O filme Oppenheimer, de Christopher Nolan, baseado no livro American Prometheus, de Kai Bird e Martin J. Sherwin, ganhador do prestigioso prêmio Pulitzer de 2006, nos Estados Unidos, faz parte de uma categoria em extinção: o longa longo. Três horas de duração. Fomos vê-lo, no Shopping Moinhos, único estabelecimento do gênero que me atrevo a adentrar, às cinco da tarde, único horário aceitável para sexagenários como eu diante da duração do espetáculo. No padrão clássico de Hollywood, é um belo filme. Tem uma história densa, herói contraditório, antagonista, vilão por vaidade e patriotismo, figuras míticas da ciência, Albert Einstein e Niels Bohr e outros, e um fio condutor infalível: ao fazer a bomba atômica os homens roubaram o fogo dos deuses e, como Prometeu, pagarão por isso pelo resto do tempo.

Em O gene, uma história íntima, uma biografia da genética, melhor do que qualquer romance publicado no Brasil nos últimos 40 anos, o indiano Siddhartha Mukherjee cita uma frase de Arthur C. Clarke que explica, em parte, o fascínio pela história de Oppenheimer, considerado o pai da bomba atômica: “Qualquer tecnologia avançada o suficiente é indistinguível da magia”. Como foi possível que cientistas tenham ido tão longe? Outra citação do mesmo livro, essa de William Bateson, responde: “Quando o poder é descoberto, o homem sempre recorre a ele”. Oppenheimer e seus cientistas, isolados numa cidade construída no meio do deserto, em Los Alamos, achavam que estavam construindo um artefato por razões científicas, não para usá-lo. Pagaram caro por essa ingenuidade ou cegueira deliberada.

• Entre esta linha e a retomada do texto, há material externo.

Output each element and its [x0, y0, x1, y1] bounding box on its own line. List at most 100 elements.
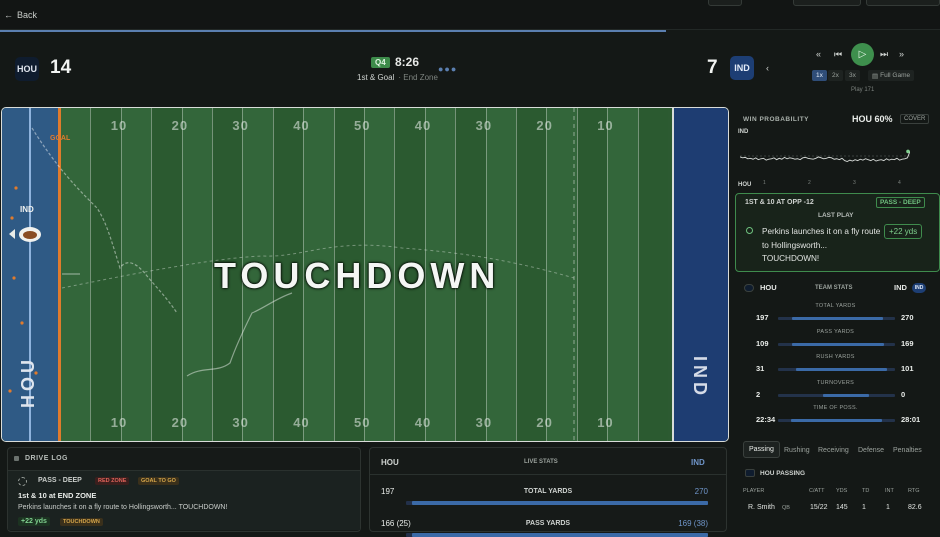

Paradoxal é que o próprio Oppenheimer chegou a crer que a construção da bomba, por dissuasão, poderia acabar com todas as guerras. O futuro mostraria que ela serviu para entronizar a guerra convencional. Como ninguém se atreve, depois de Hiroshima e Nagasaki, a explodir outra bomba atômica, resta guerrear com armas convencionais, como fazem Rússia e Ucrânia. Um ponto interessante do filme é a anedota sobre uma cidade japonesa que escapou de ser alvo por ter sido o local da lua de mel de um dos gestores do extermínio.

Em alguns momentos o filme se arrasta como deve parecer uma aula de física quântica para quem só está acostumado com entretenimentos leves, o mais pesado sendo alguma CPI da Câmara dos Deputados ao vivo. Talvez pudesse levar uma tesourada de uma hora sem perda para a compreensão do enredo. Tudo que passa de duas horas fere nossa sensibilidade formada por décadas de futebol na televisão aberta.

Longe vai o tempo em que peças de teatro podiam ter cinco horas e dois ou três intervalos para casamentos. Já ouvi alguém dizer que Oppenheimer é chato. Direi que é uma obra-prima de acordo com as regras do gênero: um longa longo que tem por primeiro interesse contar uma grande história sem sacrificar a linguagem nem revolucionar a estética. Já é o bastante. O diretor nem gosta muito de intervenções artificiais na sua lógica natural. Não fossem as três horas, eu veria de novo. Algo como ver um grande jogo do Inter duas vezes. Filmão.

A bomba é o triunfo da vaidade dos cientistas: se podemos fazer e ficar famosos com a realização, por que não iriamos tentar?

As consequências, como dizia o Barão de Itararé, vem depois.